Well we had CityFibre laying around us and I received an email offering fibre from BT.
I get two or three leaflets a week from CItyFibre but OpenReach has installed fibre to both us and the not semi neighbour.
Then I get another provider (some mobile company) waffling about their package when I pointed out the fibre connection. Still not shutting up. Had to shut door on them.
Been with BT now for years, had done smaller before and they kept being bought up by poorer companies was on ISDN and they just turned off, so went BT.
CityFibre are currently digging up roads left right and centre round us while not offering us the chance to use the service as a form of recompense. Seems that both them and Openreach are planning to offer FTTP to us at about the same time. Have to wait and see who A&A will offer us connections with.
CF dug up all our pavements last year some time - slightly annoying at the time but not serious.
Now offering gigabit up/down link for £50/pm.
Am on BT fttp at the mo, but max they offer is 300mbps for £80/pm.
Annoyingly I'm only halfway into a 24 month contract with BT but will be jumping ship once contract is up.
In fairness to BT the link has been rock solid for the last 4 years but their customer service is appalling. Any changes I need to get made on my account are almost never done properly the first time and I have to phone up and slowly feel my life drain as I get "put through to someone else" who also can't help.
Unfortunately where I live the only fibre provider currently is price gouging the local area which I suspect won't stop until BT finally roll out fibre here.
Had a major row with one of their door to doors sales people that got aggressive after I said no, not interested. Believed he was entititled to know all the reasons why I would not switch there and then. His attitude pretty much sealed why they would never get my business even without considering their eye watering prices.

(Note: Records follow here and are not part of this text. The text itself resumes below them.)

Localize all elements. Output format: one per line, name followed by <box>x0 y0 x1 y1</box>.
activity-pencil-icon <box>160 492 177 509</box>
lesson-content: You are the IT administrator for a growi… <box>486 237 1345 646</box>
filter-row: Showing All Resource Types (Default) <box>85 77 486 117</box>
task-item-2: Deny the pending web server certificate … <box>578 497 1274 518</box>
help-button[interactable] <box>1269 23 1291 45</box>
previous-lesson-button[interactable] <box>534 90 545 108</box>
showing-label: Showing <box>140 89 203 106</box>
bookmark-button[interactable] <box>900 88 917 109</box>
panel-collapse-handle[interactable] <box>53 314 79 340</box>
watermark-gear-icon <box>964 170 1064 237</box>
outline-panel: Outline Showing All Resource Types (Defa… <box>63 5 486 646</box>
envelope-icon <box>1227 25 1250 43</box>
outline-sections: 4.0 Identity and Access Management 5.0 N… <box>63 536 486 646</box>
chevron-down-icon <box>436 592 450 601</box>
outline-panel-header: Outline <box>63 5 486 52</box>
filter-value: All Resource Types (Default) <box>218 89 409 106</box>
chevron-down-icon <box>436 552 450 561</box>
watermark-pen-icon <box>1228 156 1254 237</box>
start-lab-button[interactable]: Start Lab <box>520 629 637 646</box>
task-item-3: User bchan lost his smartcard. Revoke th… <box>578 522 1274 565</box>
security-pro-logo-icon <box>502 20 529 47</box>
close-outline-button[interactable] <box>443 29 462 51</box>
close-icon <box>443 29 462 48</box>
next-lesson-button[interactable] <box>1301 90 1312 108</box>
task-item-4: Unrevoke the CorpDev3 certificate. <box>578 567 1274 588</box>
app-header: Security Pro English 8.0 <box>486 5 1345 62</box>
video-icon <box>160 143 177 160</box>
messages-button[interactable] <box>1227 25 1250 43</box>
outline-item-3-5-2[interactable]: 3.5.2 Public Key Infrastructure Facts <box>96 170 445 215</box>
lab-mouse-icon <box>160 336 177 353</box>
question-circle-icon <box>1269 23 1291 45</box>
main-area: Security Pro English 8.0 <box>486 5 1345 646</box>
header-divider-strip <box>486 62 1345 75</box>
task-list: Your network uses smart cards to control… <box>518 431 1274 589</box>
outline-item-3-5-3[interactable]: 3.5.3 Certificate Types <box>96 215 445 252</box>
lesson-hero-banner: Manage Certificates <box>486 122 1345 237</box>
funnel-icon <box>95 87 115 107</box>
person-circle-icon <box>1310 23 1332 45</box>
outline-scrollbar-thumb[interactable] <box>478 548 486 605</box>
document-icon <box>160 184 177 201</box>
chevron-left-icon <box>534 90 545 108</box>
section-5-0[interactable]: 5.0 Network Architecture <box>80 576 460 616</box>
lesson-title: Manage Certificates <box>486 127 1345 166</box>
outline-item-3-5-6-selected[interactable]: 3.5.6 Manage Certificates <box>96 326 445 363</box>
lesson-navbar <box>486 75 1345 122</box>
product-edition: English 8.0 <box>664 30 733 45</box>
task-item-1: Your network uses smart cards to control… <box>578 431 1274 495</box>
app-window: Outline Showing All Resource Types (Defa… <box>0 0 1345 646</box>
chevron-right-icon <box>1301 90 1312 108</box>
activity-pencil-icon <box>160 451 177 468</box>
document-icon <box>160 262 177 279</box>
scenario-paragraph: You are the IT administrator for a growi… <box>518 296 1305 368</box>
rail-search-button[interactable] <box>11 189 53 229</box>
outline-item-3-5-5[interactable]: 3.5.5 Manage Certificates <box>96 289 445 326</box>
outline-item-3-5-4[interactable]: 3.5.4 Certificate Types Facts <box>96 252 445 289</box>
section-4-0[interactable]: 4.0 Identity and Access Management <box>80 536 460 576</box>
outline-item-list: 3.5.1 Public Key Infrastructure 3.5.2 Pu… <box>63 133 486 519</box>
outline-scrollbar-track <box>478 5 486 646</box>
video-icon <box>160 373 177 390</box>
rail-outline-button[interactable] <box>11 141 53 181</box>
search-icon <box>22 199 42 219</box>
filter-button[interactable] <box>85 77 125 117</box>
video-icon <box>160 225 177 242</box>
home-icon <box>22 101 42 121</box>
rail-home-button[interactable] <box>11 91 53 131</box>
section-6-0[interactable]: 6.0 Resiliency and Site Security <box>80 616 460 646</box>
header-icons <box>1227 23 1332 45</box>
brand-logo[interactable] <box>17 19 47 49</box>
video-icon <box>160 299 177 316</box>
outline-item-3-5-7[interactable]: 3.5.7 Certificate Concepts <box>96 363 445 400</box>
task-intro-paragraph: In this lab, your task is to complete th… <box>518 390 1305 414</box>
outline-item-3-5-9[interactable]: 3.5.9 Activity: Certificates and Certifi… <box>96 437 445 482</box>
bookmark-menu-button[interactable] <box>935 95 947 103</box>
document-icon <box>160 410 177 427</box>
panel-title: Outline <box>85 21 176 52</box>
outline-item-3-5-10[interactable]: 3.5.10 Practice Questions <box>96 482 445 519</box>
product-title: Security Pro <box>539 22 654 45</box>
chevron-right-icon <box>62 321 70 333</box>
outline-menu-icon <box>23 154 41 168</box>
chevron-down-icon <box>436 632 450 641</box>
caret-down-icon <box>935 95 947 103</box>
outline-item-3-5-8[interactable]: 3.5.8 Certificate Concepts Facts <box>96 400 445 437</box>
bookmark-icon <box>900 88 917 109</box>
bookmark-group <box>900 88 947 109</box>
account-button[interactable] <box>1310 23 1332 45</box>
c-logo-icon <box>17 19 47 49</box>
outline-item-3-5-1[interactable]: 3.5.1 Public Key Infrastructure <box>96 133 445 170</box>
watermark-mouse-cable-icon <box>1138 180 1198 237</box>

BT currently listed my area as before 2025 but I suspect will be after the heat death of the universe.
The whole legal framework is an utter shambles, designed only to attract investment by awarding and rewarding local monopolies.
We need what happened to the roads and railways: nationalise the infrastructure and enforce full FTTP (not just stopping short at a cabinet), but allow competition for corporately-provided services.